Sua mãe era mulher de elegância ímpar. Altiva e nobre, apresentava virtudes muito acima de seu tempo, que impressionariam até hoje, como uma imperturbável serenidade e uma capacidade de julgar friamente diante de situações as mais desesperadoras, fazendo-se sempre a voz final, em tempos de crise. Precisamos, por exemplo, certa feita, debelar, de última hora, uma sublevação de grandes proporções, durante uma seca mais prolongada. Foi ela o fio de prumo que nos manteve dentro da lógica e do bom senso, quando todos estávamos – para simplificar – histéricos, inclusive os integrantes do conselho de anciães, transtornados pelo receio de sermos linchados por populares iracundos. Hoje, é grande espírito de luz, alcandorada com as virtudes acumuladas em quarenta e cinco séculos passados, mas já constituía, por aqueles dias, indubitavelmente, nosso extraordinário farol de lucidez e sabedoria. Mais tarde, em Grécia Antiga, reencontrar-nos-íamos (eu e muitos de meus companheiros daquela reencarnação longínqua) com a notável mentora, que retornaria na condição de Aspásia de Mileto, a grande filósofa, esposa de Péricles, o que deu o nome ao século V antes de Cristo.

Traz-me aqui, hoje, o desejo de apresentar o relato de um homem que viveu, no plano físico, durante o milénio terceiro antes de Cristo, e que acompanhou os progressos da humanidade, pari passu, de lá para cá. Posso dizer, de sã consciência, embora eu próprio estivesse, por aqueles anos de primitivismo, mergulhado no mesmo padrão de violência e paixões desgovernadas da maioria dos componentes da elite social (quanto das massas populares), que já havia beleza e graça entre raros partícipes de nossa espécie humana, conquanto não tivessem muito como manifestar seu gosto refinado. Nossa “rainha-mãe”, se é que assim podemos dizer, era lídima representante deste grupo seletíssimo, uma alma solitária e generosa, em meio a alimárias sobre dois pés. Seu filho, entretanto, por mais estranho  que possa soar esta assertiva à primeira vista, era mais necessário àqueles dias que ela, pois que, enquanto a sabedoria da mãe do governador agia para acalmar os ânimos em tempos de turbilhão inextricável, para que todos pudessem pensar corretamente, ele era o motor de paixões e vontades que fazia aquele sistema social funcionar, com punho de ferro – a única forma de governar que seria possível num mundo primitivo. Graças a atitudes enérgicas de governantes despóticos da Antigüidade como ele, e que hoje seriam consideradas genocidas – como a execução sistemática de todos que se sublevassem contra a ordem instituída –, é que se foram, lentamente, estabelecendo parâmetros elementares de organização sócio-política e o espírito de respeito à lei, indispensáveis à vida em sociedade.

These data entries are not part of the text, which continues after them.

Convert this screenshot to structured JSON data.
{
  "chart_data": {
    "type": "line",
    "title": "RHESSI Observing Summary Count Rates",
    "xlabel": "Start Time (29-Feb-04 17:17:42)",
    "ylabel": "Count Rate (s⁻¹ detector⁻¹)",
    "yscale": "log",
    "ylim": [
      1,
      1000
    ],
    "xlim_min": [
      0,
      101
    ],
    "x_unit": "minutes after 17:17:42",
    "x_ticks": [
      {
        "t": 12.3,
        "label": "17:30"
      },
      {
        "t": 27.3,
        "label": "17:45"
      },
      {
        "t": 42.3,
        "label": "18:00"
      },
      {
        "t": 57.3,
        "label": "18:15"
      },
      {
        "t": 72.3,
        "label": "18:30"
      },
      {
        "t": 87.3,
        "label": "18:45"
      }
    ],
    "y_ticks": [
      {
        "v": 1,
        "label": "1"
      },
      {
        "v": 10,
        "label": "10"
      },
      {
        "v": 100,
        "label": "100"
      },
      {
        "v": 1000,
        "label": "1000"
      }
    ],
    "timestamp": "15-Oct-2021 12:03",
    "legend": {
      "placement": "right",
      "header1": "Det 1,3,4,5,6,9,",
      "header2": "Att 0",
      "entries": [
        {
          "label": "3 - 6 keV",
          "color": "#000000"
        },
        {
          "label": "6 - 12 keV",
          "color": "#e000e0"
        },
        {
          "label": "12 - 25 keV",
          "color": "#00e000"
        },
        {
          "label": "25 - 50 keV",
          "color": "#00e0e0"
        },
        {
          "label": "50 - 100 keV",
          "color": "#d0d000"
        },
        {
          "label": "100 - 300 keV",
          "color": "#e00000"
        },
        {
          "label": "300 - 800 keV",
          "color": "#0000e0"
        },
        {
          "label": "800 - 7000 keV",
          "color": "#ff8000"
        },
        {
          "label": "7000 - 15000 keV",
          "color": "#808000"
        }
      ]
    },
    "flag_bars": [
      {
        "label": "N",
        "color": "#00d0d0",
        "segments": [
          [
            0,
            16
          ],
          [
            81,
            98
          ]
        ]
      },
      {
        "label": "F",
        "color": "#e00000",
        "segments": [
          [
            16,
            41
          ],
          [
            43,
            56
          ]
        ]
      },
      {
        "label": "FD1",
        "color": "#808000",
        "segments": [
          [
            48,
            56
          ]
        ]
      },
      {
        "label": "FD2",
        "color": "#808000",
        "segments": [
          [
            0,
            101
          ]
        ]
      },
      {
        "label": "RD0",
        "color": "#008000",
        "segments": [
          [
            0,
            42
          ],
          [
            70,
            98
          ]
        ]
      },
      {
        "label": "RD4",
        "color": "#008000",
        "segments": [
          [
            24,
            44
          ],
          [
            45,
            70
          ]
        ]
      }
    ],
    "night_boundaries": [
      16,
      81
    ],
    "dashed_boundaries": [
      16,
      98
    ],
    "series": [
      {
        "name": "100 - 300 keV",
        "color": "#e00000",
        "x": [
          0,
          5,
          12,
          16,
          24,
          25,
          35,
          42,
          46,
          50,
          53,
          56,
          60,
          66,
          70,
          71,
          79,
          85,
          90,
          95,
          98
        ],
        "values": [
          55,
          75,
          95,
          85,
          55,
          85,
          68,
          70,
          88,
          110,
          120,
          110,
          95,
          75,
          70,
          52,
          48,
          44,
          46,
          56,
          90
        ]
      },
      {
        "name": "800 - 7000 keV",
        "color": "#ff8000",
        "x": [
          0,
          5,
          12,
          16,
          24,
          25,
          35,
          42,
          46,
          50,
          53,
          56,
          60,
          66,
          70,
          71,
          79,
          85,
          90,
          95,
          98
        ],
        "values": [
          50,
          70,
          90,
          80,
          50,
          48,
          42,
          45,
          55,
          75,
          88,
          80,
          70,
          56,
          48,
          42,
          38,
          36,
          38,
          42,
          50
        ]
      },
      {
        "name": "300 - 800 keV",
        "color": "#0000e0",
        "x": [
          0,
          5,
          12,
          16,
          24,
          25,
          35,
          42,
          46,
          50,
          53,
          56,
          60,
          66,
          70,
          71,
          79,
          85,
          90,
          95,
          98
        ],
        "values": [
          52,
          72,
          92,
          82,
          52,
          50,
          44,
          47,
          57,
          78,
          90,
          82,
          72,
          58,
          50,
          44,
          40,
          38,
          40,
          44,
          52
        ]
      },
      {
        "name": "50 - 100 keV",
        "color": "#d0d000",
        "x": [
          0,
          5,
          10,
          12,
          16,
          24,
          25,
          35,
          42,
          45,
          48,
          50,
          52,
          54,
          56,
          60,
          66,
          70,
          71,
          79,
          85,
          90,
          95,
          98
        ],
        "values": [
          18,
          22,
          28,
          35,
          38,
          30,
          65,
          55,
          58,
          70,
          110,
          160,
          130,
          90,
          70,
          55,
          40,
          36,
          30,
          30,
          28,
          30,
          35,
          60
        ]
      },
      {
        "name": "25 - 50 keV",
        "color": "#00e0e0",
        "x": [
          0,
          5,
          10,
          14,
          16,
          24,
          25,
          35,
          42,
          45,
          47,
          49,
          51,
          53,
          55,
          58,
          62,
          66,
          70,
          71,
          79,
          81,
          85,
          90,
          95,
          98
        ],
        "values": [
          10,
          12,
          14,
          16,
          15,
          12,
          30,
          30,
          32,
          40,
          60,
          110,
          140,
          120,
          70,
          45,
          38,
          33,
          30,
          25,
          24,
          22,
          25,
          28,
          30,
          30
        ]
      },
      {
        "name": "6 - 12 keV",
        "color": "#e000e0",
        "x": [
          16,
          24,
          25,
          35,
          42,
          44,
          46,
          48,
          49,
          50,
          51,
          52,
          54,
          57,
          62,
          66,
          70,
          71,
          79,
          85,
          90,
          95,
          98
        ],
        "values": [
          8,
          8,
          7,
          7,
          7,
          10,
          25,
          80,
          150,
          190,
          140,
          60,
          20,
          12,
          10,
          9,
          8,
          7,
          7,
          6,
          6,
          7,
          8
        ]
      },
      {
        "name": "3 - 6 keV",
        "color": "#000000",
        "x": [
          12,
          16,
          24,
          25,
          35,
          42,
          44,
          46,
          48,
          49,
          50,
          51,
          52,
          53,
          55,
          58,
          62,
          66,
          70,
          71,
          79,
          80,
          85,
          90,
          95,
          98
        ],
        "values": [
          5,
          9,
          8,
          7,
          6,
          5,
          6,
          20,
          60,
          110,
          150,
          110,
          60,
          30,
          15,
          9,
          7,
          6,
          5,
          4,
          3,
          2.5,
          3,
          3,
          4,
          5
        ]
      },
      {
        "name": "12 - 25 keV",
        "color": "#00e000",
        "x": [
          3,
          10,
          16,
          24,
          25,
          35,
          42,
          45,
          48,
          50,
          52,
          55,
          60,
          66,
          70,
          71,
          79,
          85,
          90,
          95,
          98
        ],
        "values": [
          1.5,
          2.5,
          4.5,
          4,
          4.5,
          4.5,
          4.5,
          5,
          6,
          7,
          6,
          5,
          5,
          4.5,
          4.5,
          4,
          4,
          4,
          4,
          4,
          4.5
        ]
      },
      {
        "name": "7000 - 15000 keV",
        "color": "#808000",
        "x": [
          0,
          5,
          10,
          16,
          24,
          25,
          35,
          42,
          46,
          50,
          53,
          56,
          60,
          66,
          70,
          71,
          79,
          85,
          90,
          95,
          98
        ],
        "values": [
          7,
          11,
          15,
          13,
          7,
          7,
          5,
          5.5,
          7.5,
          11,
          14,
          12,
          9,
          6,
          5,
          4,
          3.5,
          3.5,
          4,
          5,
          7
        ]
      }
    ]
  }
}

Nosso governador está de volta, em trabalho bem diferente que o daqueles dias, e sua mãe, à distância, acompanha-o. Tempos bastante mudados, necessidades diversas, modos igualmente distintos de agir…

Quatro mil e quinhentos anos depois, contudo, continuamos admirados da grande sabedoria, cada vez mais luminífera, da Grande Mãe Sol, que nos inspira e acalenta as almas… sempre…


(Texto psicografado em 31 de dezembro de 2006. Revisão de Delano Mothé.)


(*) Para não gerarmos especulações indevidas, esclareço, antecipadamente, que, por declaração do próprio autor espiritual deste artigo, tive ciência da identidade do tal “tirano” reencarnado, e posso afiançar não se tratar de nenhuma personalidade política da atualidade.